I liked this book a lot. The illustrations are delicately beautiful: I particularly liked the golden weeping willow trees and the glowing green caves where the oni live. And I really enjoyed the story - there's something Alice in Wonderland about it, isn't there? I suspect that it's a case of convergent evolution in storytelling: different cultures come up with stories about going into holes in the ground and finding brave new worlds, because who doesn't suspect that holes in the ground might hide something rich and strange?

The funny little woman herself is a bit Alice-y in her ability to remain mostly unphased by the bizarreness that surrounds her. She stays with the oni for a while because why not, but when she starts to miss her little house up in the sunshine, it's see ya, oni.
osprey_archer: (books)
Today's Caldecott book: Nonny Hogrogian's One Fine Day. Which is about a fox! I like books about foxes.

***

On a completely different note, [livejournal.com profile] lycoris linked me to this glorious video of Jurassic Park, High Heels Edition, which has everyone in the original Jurassic Park trilogy click-click-clicking around in heels. EVERYONE. Just look at those little tiny heels on the baby velociraptors.

Also Ian Malcolm in knee-high red leather heels. ABSOLUTELY THE HEELS HE WOULD WEAR. ACCEPT NO SUBSTITUTES.
osprey_archer: (books)
I was hoping to get the 2017 Caldecott winner in time for this Monday, but alas, everyone else has put it on hold at the library too so I don't have it yet. But! I did read the 1971 winner, A Story, A Story, which I enjoyed very much. It's a retelling of an Anansi story - in this case, how Anansi got the Sky God to release his cache of stories down to earth so people could tell them - and it has lovely stylish illustrations with backgrounds that look like either woodcuts or batik.

Oftentimes there's no obvious correlation between award winners and historical events at the time, but occasionally you can spot the effects of wider social trends. Both the Caldecott and the Newbery Award committees suddenly discovered black people in the 1960s and 70s; I'm not sure if the Civil Rights movement made the committee more interested in these books, or if more of these books were available because the Civil Rights movement pushed publishers to start publishing them. Probably some combination of both.
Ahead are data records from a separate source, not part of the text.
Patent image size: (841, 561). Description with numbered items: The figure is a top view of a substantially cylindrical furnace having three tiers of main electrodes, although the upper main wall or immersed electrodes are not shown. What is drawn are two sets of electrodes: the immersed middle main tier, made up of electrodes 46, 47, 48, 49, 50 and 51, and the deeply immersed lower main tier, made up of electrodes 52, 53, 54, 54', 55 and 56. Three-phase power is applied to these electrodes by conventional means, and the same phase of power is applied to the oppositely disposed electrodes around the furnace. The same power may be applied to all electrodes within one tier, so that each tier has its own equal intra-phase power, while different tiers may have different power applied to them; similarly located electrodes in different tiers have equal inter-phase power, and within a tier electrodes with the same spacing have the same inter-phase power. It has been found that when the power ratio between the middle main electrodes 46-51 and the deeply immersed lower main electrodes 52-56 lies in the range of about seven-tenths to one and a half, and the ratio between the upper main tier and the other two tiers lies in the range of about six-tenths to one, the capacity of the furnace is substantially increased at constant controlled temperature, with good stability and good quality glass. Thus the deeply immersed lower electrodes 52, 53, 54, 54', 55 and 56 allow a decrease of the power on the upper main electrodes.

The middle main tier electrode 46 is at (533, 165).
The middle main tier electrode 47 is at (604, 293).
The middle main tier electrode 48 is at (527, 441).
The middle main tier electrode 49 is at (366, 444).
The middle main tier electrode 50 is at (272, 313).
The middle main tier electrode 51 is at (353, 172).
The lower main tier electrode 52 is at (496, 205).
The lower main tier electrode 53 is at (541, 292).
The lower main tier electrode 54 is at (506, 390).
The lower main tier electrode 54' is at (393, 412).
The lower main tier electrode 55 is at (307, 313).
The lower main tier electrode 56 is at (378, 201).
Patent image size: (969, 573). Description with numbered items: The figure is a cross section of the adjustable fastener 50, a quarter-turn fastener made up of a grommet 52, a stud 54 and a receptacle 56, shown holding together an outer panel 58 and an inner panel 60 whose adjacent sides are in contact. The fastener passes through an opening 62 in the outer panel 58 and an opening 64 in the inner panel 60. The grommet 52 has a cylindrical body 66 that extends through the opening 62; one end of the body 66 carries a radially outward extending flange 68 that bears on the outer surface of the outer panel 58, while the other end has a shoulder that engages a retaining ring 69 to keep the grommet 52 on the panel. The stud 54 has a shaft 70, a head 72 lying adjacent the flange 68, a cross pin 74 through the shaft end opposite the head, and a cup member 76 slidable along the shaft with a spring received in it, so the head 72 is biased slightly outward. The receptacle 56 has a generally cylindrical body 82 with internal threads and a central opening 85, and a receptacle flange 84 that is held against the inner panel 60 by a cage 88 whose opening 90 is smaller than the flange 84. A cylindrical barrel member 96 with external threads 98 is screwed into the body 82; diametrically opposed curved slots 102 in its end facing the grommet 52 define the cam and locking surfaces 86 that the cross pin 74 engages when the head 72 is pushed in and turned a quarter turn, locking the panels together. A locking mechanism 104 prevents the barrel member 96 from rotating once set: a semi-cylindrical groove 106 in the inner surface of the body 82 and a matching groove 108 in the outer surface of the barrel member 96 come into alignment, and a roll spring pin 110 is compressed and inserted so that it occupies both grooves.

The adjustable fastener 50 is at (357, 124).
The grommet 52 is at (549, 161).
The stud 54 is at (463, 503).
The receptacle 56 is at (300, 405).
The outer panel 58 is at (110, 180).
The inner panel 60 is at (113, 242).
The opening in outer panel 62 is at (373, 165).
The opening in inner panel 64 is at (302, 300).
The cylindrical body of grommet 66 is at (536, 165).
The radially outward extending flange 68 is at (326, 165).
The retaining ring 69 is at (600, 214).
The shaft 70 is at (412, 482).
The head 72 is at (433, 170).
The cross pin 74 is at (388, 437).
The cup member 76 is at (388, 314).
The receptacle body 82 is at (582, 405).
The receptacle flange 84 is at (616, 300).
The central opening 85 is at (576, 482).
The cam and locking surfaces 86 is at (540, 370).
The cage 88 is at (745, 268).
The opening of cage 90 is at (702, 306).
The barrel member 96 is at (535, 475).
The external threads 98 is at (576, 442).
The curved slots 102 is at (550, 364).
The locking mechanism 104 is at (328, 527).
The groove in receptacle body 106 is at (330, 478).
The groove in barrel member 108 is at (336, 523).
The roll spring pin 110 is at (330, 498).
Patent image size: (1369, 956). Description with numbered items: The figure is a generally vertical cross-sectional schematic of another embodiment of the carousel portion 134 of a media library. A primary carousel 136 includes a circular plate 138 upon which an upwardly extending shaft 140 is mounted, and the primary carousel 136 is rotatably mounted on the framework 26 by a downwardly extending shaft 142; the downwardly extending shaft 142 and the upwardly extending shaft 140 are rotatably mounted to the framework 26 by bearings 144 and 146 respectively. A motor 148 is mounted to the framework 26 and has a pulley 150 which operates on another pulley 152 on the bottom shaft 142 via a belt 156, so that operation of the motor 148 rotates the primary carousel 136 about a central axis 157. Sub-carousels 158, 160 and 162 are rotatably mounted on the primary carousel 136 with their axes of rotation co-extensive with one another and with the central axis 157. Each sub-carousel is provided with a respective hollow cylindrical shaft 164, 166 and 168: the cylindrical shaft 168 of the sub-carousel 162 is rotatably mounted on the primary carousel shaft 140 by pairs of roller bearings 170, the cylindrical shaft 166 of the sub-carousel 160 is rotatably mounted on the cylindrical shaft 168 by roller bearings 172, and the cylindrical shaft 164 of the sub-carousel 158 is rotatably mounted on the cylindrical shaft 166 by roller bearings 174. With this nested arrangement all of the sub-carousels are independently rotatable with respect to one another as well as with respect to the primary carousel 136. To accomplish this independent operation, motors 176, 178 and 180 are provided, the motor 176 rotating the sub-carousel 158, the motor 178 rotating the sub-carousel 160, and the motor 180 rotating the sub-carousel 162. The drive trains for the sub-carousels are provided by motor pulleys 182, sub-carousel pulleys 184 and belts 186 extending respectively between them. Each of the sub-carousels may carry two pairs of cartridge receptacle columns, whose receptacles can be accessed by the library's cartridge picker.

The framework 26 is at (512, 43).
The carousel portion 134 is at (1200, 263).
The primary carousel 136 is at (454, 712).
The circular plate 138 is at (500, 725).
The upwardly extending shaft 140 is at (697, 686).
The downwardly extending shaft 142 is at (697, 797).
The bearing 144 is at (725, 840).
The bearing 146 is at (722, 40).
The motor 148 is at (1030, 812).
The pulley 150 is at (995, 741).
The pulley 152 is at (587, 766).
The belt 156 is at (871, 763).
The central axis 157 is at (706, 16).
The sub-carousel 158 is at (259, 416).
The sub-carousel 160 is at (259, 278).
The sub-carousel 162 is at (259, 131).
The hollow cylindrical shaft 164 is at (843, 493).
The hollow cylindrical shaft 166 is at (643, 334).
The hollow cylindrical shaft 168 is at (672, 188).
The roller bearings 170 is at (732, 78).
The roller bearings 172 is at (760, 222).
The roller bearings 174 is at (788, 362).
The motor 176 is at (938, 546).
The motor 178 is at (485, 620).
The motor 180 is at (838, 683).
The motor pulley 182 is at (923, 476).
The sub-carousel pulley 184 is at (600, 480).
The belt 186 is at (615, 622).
In recent years there have been a couple of Newbery Honor books with some LGBT content (heavily implied rather than outright stated, but still) - The War That Saved My Life and Roller Girl. I suspect they may back off from that now that the political climate has changed, but I guess we'll see.
osprey_archer: (cheers)
I was curious to get to Sylvester and the Magic Pebble on the Caldecott list, because unlike many of the other older books, I've heard of it before: it was banned because some people objected the police, in a world of anthropomorphic animals, are drawn as pigs.

They are the most sympathetic and concerned pigs in the history of forever, though, you can just tell that if they could do anything to help Sylvester's parents find him (although alas they cannot; he has accidentally turned himself into a rock with the help of a magic pebble), they would totally be all over it. This seems like one of the sillier book-bannings in history.

In other news! Today the new Caldecott and Newbery winners were announced!!! The Newbery Winner is The Girl Who Drank the Moon, which appears to be about WITCHES and FORESTS and FRIENDSHIP - super excited about this! - and the Caldecott winner is Radiant Child: The Story of Young Artist Jean-Michel Basquiat, which excites me somewhat less but I daresay it will be interesting.

In past years I’ve also read all the Newbery Honor books, and I am considering adding the Caldecott Honor books this year too, although really at some point one simply has to step back and stop adding mandatory books to one’s reading list. So we’ll see.